Our new coastal route adds about 80 kilometres to the hike. Our packs are getting lighter every day and our legs and feet are in good shape after two weeks of hiking, so we take a rigid, military approach. We are slaves to the clock. We have breakfast and then hike for four hours before lunch, with only one 15-minute break. Snow-covered Mount Hooker looms in the distance to the south. By taking a compass bearing on the mountain each day, we make a rough estimate of our progress. After a few days, we reach a point of high ground and spot the ocean in the distance—not to the north, but to the west. We hoot and holler in delight, as this means we’ve reached Halcro Point and we can turn south towards our final destination, Paulatuk.
We relax and slow our pace, confident we can reach Paulatuk before our rations are depleted. We spend two nights at the edge of the Hornaday River, about 15 kilometres from town. We have a few scraps of food left, and we enjoy the campfire, the changing colours of autumn, and the peace and solitude, the reflection and rest.
But on the morning of the hike into Paulatuk, the wind is screaming. It takes the two of us to pack the tent so it doesn’t blow away. Within a half hour, we’re in the middle of another blizzard. The wind is blowing wet sleet straight into our faces. We put on sunglasses and again fasten Ziploc bags over our gloves. By the time we reach Paulatuk—on a Sunday—we’re cold and shivering and out of food. No buildings are open: not the hotel, not the Northern Store, not the church, not the police station. But we remain calm. There are plenty of houses and surely someone will answer their door.
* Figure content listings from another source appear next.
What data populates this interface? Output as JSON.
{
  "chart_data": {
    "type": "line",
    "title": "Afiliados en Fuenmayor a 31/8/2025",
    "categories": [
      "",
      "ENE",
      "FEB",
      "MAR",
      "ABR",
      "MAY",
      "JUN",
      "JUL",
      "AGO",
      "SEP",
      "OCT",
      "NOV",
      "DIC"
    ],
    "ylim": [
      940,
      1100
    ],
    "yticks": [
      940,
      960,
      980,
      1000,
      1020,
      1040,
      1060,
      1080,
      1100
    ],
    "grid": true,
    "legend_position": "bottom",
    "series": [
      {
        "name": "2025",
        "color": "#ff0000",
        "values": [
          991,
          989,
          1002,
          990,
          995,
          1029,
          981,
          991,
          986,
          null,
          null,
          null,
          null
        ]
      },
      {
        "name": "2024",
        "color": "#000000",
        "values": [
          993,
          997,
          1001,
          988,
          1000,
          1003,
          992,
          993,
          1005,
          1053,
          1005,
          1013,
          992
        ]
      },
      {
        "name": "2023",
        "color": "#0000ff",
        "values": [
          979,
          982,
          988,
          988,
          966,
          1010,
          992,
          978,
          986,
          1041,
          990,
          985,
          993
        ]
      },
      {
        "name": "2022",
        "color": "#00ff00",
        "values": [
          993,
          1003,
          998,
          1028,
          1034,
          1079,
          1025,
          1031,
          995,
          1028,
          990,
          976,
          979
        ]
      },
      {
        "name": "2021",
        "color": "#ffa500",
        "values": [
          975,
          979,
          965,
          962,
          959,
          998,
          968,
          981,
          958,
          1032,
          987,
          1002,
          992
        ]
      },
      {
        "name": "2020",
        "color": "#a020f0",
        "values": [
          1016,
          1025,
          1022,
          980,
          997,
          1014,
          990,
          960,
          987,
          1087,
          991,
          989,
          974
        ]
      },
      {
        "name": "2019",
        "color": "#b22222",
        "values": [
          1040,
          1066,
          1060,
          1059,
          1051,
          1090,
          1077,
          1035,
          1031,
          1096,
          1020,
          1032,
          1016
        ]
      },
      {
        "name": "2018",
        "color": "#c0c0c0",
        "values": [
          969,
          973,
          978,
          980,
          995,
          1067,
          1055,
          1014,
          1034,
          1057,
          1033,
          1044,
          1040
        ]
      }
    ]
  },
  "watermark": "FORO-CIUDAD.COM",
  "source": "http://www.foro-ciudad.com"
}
We find an unlocked sea container beside the Northern Store and squeeze in beside bags of trash to escape the wind and change into warm, dry layers. Then we go knocking on doors. At the third house, three men invite us in. They are surprised by the two visitors who have walked into town, but nonetheless happy to host. They had just been out to net char, and were preparing to distribute roughly 200 fish around town. They call the hotel manager, and warm us up with coffee and treat us to some smoked Arctic char. We chat for nearly an hour before saying goodbye.
We stay in the hotel for one night to do laundry, to shower, and to binge on coffee and movies. We see ourselves in the mirror and are startled by how skinny we are. We camp the next night then fly to Inuvik where a whole new hike begins: this time, by thumb down the Dempster Highway to Whitehorse.